La malattia del tempo si riassume tutta nel peggioramento del 23-24 febbraio
La grande fatica delle saccature nel raggiungere il Mediterraneo è riassunta tutta in questo potenziale peggioramento.
Il peggioramento del 23-24 febbraio, descritto per qualche giorno dai modelli come significativo e persistente, è diventato nulla più che un normale passaggio perturbato atlantico con tutte le difficoltà che comporta raggiungere l’Italia senza finire in frantumi.
A ridimensionare i passaggi perturbati c’è la solita grande anomalia dell’anticiclone, la vediamo qui ben rappresentata dal modello europeo:

Questa storpiatura potrebbe rendere un peggioramento che fino a 72 ore fa si poteva anche dipingere come una vera “tempesta” di fine inverno, un modesto passaggio piovoso.
Ci sono ancora però modelli che nutrono speranza di un guasto più ficcante, sostenuto da aria polare marittima in grado di scavare una depressione più significativa ed impattante sullo stato del tempo, come vediamo qui sotto:


Ci sono ulteriori mappe ancora più ottimiste sul fronte del maltempo, che ridimensionano il ruolo del solito “panzuto” anticiclone e puntano decisi su guasti più risoluti, caratterizzati anche da nevicate sui monti dal 23 in poi:

A chi credere allora?
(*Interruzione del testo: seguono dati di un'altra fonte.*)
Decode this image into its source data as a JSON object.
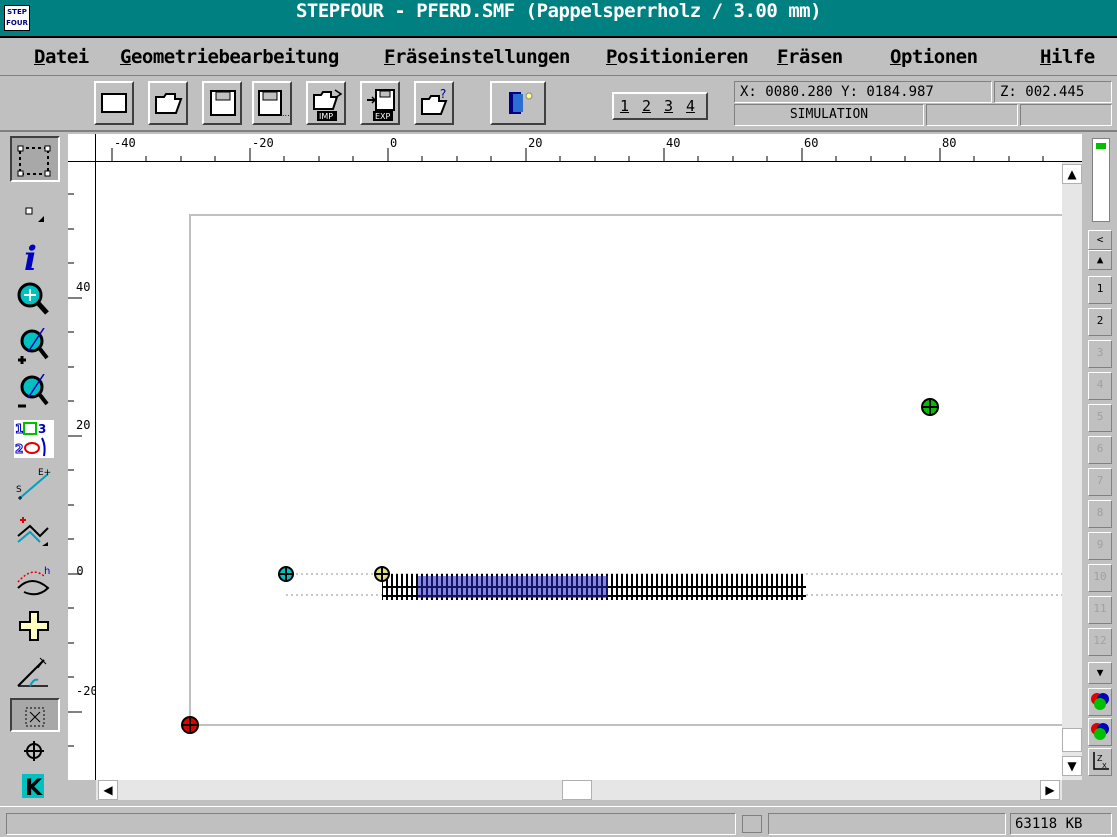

Tutti i modelli vedono una “crisi” barica attorno a quel periodo a ridosso del Mediterraneo centrale, e questo depone comunque per un’evoluzione mediamente perturbata. Quanto sarà perturbata è ancora difficile da dire, perché la malattia del tempo che affligge l’Europa è ancora lì ben visibile e non sappiamo se peggiorerà o si attenuerà.